To sum up, present invention achieves a kind of high density desktop type picture depth based on GPU study software and hardware integration system, this system has that high density calculates, high IO handles up, low cost, easily dispose feature.This system carries out dedicated custom Codesign according to picture depth study computation feature, whole system is one-of-a-kind system, adopt CPU and the collaborative high density of polylith GPU card to calculate, thus accelerate the picture depth study application processing time, promote counting yield.

It should be noted that, each embodiment in this instructions all adopts the mode of going forward one by one to describe, and what each embodiment stressed is the difference with other embodiment, between each embodiment identical similar part mutually see.For system class embodiment, due to itself and embodiment of the method basic simlarity, so describe fairly simple, relevant part illustrates see the part of embodiment of the method.

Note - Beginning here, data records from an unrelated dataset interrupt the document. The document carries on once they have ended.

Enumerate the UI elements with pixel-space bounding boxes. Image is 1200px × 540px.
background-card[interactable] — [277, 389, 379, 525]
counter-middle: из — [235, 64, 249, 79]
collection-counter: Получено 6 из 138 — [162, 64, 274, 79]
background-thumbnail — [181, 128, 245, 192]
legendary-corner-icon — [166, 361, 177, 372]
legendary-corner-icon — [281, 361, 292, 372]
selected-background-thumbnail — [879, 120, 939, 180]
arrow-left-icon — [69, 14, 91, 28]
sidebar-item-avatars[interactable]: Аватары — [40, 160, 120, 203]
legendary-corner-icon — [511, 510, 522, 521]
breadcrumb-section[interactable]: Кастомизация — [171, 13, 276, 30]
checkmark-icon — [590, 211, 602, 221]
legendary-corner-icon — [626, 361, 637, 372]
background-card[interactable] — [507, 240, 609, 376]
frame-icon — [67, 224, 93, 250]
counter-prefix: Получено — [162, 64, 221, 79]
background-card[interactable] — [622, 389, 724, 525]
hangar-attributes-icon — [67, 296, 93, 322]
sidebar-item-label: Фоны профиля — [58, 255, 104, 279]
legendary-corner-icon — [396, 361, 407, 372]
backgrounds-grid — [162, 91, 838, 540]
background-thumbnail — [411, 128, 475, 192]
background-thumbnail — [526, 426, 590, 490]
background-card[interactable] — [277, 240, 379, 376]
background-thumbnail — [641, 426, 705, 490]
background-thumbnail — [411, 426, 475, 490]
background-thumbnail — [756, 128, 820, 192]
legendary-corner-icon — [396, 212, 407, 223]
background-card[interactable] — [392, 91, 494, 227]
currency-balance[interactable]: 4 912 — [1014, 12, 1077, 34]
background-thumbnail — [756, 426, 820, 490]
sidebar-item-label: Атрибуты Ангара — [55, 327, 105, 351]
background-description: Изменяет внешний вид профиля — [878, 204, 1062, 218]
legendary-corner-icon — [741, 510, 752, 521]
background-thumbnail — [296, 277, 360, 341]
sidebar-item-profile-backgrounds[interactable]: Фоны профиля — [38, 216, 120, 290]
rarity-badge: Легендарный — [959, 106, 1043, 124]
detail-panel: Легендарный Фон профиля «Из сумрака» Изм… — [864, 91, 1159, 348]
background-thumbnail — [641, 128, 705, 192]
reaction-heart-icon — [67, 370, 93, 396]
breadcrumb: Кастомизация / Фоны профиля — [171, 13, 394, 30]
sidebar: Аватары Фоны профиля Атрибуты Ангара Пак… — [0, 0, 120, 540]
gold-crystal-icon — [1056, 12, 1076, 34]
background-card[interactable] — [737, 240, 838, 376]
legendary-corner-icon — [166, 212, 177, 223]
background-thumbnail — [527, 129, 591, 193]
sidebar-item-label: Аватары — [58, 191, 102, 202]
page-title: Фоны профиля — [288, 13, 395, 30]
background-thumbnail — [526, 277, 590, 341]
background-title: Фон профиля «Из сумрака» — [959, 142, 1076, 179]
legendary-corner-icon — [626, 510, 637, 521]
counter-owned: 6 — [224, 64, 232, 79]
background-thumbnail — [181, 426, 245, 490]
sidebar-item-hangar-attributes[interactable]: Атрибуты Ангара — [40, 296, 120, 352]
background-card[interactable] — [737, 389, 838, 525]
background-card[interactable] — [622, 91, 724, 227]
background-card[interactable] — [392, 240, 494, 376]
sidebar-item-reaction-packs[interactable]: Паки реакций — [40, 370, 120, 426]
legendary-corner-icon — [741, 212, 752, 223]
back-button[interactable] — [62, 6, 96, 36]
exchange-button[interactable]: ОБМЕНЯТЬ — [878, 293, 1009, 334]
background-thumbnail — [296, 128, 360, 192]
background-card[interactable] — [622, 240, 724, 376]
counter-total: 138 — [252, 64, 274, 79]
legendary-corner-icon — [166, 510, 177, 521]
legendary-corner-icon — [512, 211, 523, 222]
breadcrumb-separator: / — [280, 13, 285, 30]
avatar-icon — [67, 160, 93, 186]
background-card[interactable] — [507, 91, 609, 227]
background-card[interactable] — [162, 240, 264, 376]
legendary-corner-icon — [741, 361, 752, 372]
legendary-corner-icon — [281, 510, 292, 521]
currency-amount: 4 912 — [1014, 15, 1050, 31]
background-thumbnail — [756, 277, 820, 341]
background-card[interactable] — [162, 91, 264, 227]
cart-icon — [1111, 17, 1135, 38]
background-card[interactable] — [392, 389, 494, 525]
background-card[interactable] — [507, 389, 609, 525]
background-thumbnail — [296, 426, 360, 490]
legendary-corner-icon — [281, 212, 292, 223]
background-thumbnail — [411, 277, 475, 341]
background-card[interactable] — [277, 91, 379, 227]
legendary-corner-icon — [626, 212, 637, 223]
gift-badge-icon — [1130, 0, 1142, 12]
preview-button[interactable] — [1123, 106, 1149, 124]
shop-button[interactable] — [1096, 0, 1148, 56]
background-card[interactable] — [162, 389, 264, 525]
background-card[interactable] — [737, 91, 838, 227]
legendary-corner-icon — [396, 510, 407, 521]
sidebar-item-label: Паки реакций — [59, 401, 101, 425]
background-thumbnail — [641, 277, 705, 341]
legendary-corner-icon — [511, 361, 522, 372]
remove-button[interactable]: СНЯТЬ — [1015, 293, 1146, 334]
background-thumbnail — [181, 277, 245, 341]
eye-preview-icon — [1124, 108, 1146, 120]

Above a kind of degree of deep learning method based on GPU provided by the present invention and system are described in detail.Apply specific case herein to set forth principle of the present invention and embodiment, the explanation of above embodiment just understands method of the present invention and core concept thereof for helping.It should be pointed out that for those skilled in the art, under the premise without departing from the principles of the invention, can also carry out some improvement and modification to the present invention, these improve and modify and also fall in the protection domain of the claims in the present invention.

Claims

1. based on a degree of deep learning method of GPU, it is characterized in that, be applied to the degree of deep learning system based on GPU, described system is for one-of-a-kind system and described system comprises CPU and GPU described at least one, and the method comprises:

Described CPU transmission treats that training data is to each described GPU;

2. the method for claim 1, is characterized in that, treats that training data is to each described GPU, comprising described in described CPU transmission:

3. method as claimed in claim 1 or 2, is characterized in that, carry out data transmission between described CPU and each described GPU by PCIE interface.

4. based on a degree of deep learning system of GPU, it is characterized in that, described system is one-of-a-kind system, and this system comprises:

CPU and at least one GPU;

Wherein,

5. system as claimed in claim 4, is characterized in that, also comprise:

SSD hard disk and internal memory;

6. the system as described in claim 4 or 5, is characterized in that, also comprises:

PCIE interface;

7. system as claimed in claim 6, it is characterized in that, the quantity of described CPU is two, and at least one GPU described comprises eight GPU.

8. system as claimed in claim 7, it is characterized in that, described eight GPU are specially four pieces of GPU cards, and GPU card described in every block comprises 2 GPU chips.